Column: Trump loses in court again on work rules for Medicaid
President Trump’s effort to impose work requirements on Medicaid recipients suffered another blow Friday with a harshly worded rejection by a federal appeals court in Washington.
The three-judge panel unanimously rejected the approval by Health and Human Services Secretary Alex Azar of a Medicaid work requirement in Arkansas, deriding Azar’s rationale as “not a hallmark of reasoned decision-making.”
The decision was written by Judge David B. Sentelle, a Reagan appointee to the court. He was joined by Cornelia Pillard, an Obama appointee, and Harry T. Edwards, a Carter appointee.
Nodding to concerns raised by commenters only to dismiss them in a conclusory manner is not a hallmark of reasoned decision-making.
— U.S. Appeals Judge David Sentelle
The judges upheld 2018 and 2019 rulings by federal Judge James E. Boasberg of the District of Columbia overturning the Arkansas rules and blocking work requirements that were poised to be implemented in Kentucky.
No judges have upheld work requirements for Medicaid thus far, underscoring the role of the federal courts in pushing back against Trump policies.
In the face of the judicial distaste for Medicaid work rules, as well as indications that they can result in thousands of low-income residents losing their health coverage, fail to promote job growth and raise the specter of prolonged and costly litigation, red states that had been considering such regulations have started to back away.
Red states that imposed Medicaid work requirements have discovered the policy doesn’t work and are reversing course.
Kentucky Gov. Andy Beshear, a Democrat, canceled the state’s work requirements after taking office in January, reversing a policy contrived by his predecessor, conservative Republican Matt Bevin.
The administration hasn’t shown any signs of abandoning its push for work requirements, however. Trump’s latest budget proposal, issued Monday, proposes the imposition of Medicaid work rules nationwide. The proposal reflects the historic animosity of conservatives and Republicans toward Medicaid, the nation’s largest public health program.
Medicaid advocates describe work requirements as nothing more than punitive provisions aimed chiefly at depriving low-income Americans of health coverage. Most Medicaid enrollees already are employed, and the vast majority of those who aren’t have good reasons — they’re students, elderly, caregivers at home or disabled.
Arkansas and Kentucky, like other states considering work requirements, designed a program that would create steep administrative barriers for enrollees.

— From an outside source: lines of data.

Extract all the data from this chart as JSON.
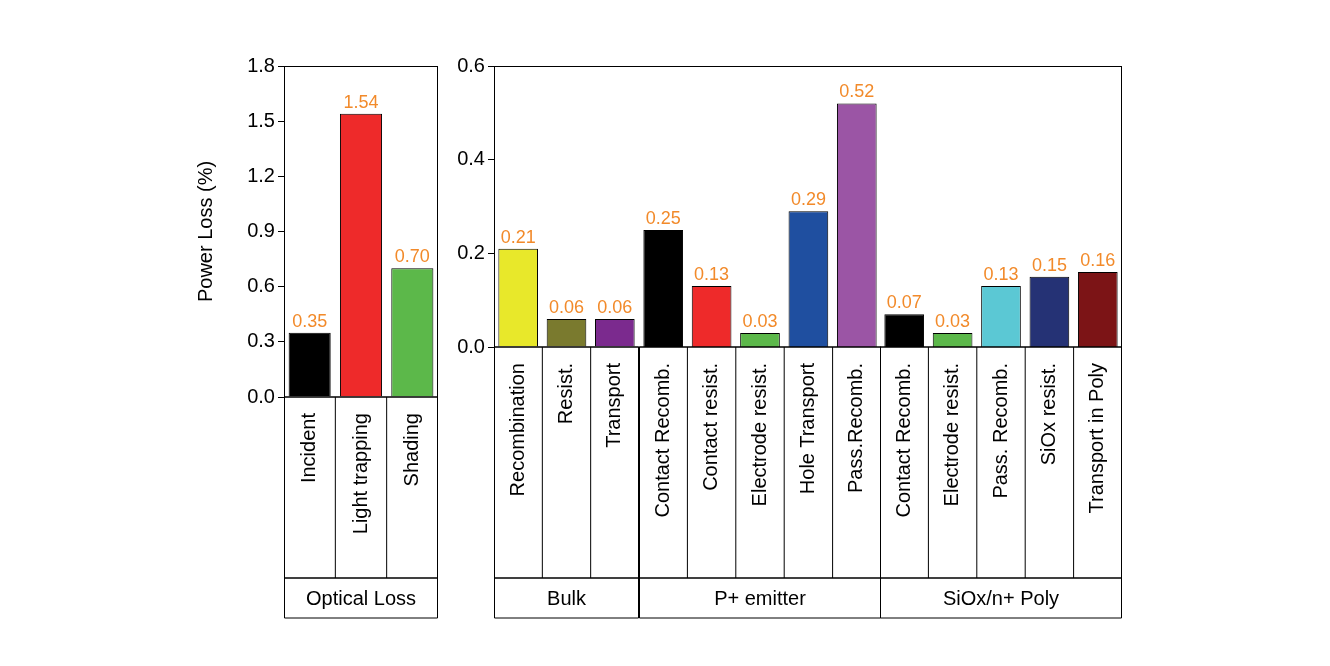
{
  "chart_data": [
    {
      "type": "bar",
      "ylabel": "Power Loss (%)",
      "categories": [
        "Incident",
        "Light trapping",
        "Shading"
      ],
      "values": [
        0.35,
        1.54,
        0.7
      ],
      "value_labels": [
        "0.35",
        "1.54",
        "0.70"
      ],
      "colors": [
        "#000000",
        "#ee2a2a",
        "#5cb84a"
      ],
      "ylim": [
        0,
        1.8
      ],
      "yticks": [
        {
          "value": 0,
          "label": "0.0"
        },
        0.3,
        0.6,
        0.9,
        1.2,
        1.5,
        1.8
      ],
      "grid": false,
      "legend": false,
      "annotations": [
        "Optical Loss"
      ]
    },
    {
      "type": "bar",
      "categories": [
        "Recombination",
        "Resist.",
        "Transport"
      ],
      "values": [
        0.21,
        0.06,
        0.06
      ],
      "value_labels": [
        "0.21",
        "0.06",
        "0.06"
      ],
      "colors": [
        "#e8e82a",
        "#7a7a2e",
        "#7b2a8e"
      ],
      "ylim": [
        0,
        0.6
      ],
      "yticks": [
        {
          "value": 0,
          "label": "0.0"
        },
        0.2,
        0.4,
        0.6
      ],
      "grid": false,
      "legend": false,
      "annotations": [
        "Bulk"
      ]
    },
    {
      "type": "bar",
      "categories": [
        "Contact Recomb.",
        "Contact resist.",
        "Electrode resist.",
        "Hole Transport",
        "Pass.Recomb."
      ],
      "values": [
        0.25,
        0.13,
        0.03,
        0.29,
        0.52
      ],
      "value_labels": [
        "0.25",
        "0.13",
        "0.03",
        "0.29",
        "0.52"
      ],
      "colors": [
        "#000000",
        "#ee2a2a",
        "#5cb84a",
        "#1f4fa0",
        "#9b55a5"
      ],
      "ylim": [
        0,
        0.6
      ],
      "tick_labels": "x",
      "grid": false,
      "legend": false,
      "annotations": [
        "P+ emitter"
      ]
    },
    {
      "type": "bar",
      "categories": [
        "Contact Recomb.",
        "Electrode resist.",
        "Pass. Recomb.",
        "SiOx resist.",
        "Transport in Poly"
      ],
      "values": [
        0.07,
        0.03,
        0.13,
        0.15,
        0.16
      ],
      "value_labels": [
        "0.07",
        "0.03",
        "0.13",
        "0.15",
        "0.16"
      ],
      "colors": [
        "#000000",
        "#5cb84a",
        "#5bc8d4",
        "#253275",
        "#7c1416"
      ],
      "ylim": [
        0,
        0.6
      ],
      "tick_labels": "x",
      "grid": false,
      "legend": false,
      "annotations": [
        "SiOx/n+ Poly"
      ]
    }
  ]
}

In Arkansas, they would have to document their work or job search hours — a minimum of 80 hours a month was required to maintain Medicaid eligibility — and report them via a website that was often out of order and consistently inaccessible to those without a computer or internet connection.
In that state, Sentelle observed, more than 18,000 residents lost their coverage in only five months. That came to fully 25% of all those subject to the requirement.
Sentelle upbraided HHS Secretary Azar for approving the work rules on grounds that conflicted with Medicaid’s explicit statutory goals. Congress specifically dictated that Medicaid is aimed at providing health coverage for low-income households that can’t afford it on their own.
The contest for worst Cabinet member of the Trump administration is what we might call “competitive.”
Azar, in approving the work rules, rationalized them as likely to improve “health outcomes,” give enrollees an incentive to “engage in their own healthcare” and transition enrollees away from government benefits through financial independence.
Sentelle acknowledged that these are laudable goals, but don’t happen to be the goals of Medicaid. Although the government does have latitude in waiving some Medicaid mandates upon states’ requests, the waivers must “assist in promoting the objectives of Medicaid.”
The work rules failed that test, Sentelle wrote. “When Congress wants to pursue additional objectives within a social welfare program, it says so in the text.” Congress didn’t do so for Medicaid.
The most important shortcoming of Azar’s approval, Sentelle wrote, was that he didn’t consider the prospects that Medicaid enrollees would lose their coverage. That failure made Azar’s approval “arbitrary and capricious,” which is grounds for overruling any government regulatory action.
Indeed, Azar’s response to public concerns about disenrollments was dismissive. “Nodding to concerns raised by commenters only to dismiss them in a conclusory manner,” Sentelle wrote, “is not a hallmark of reasoned decision-making.”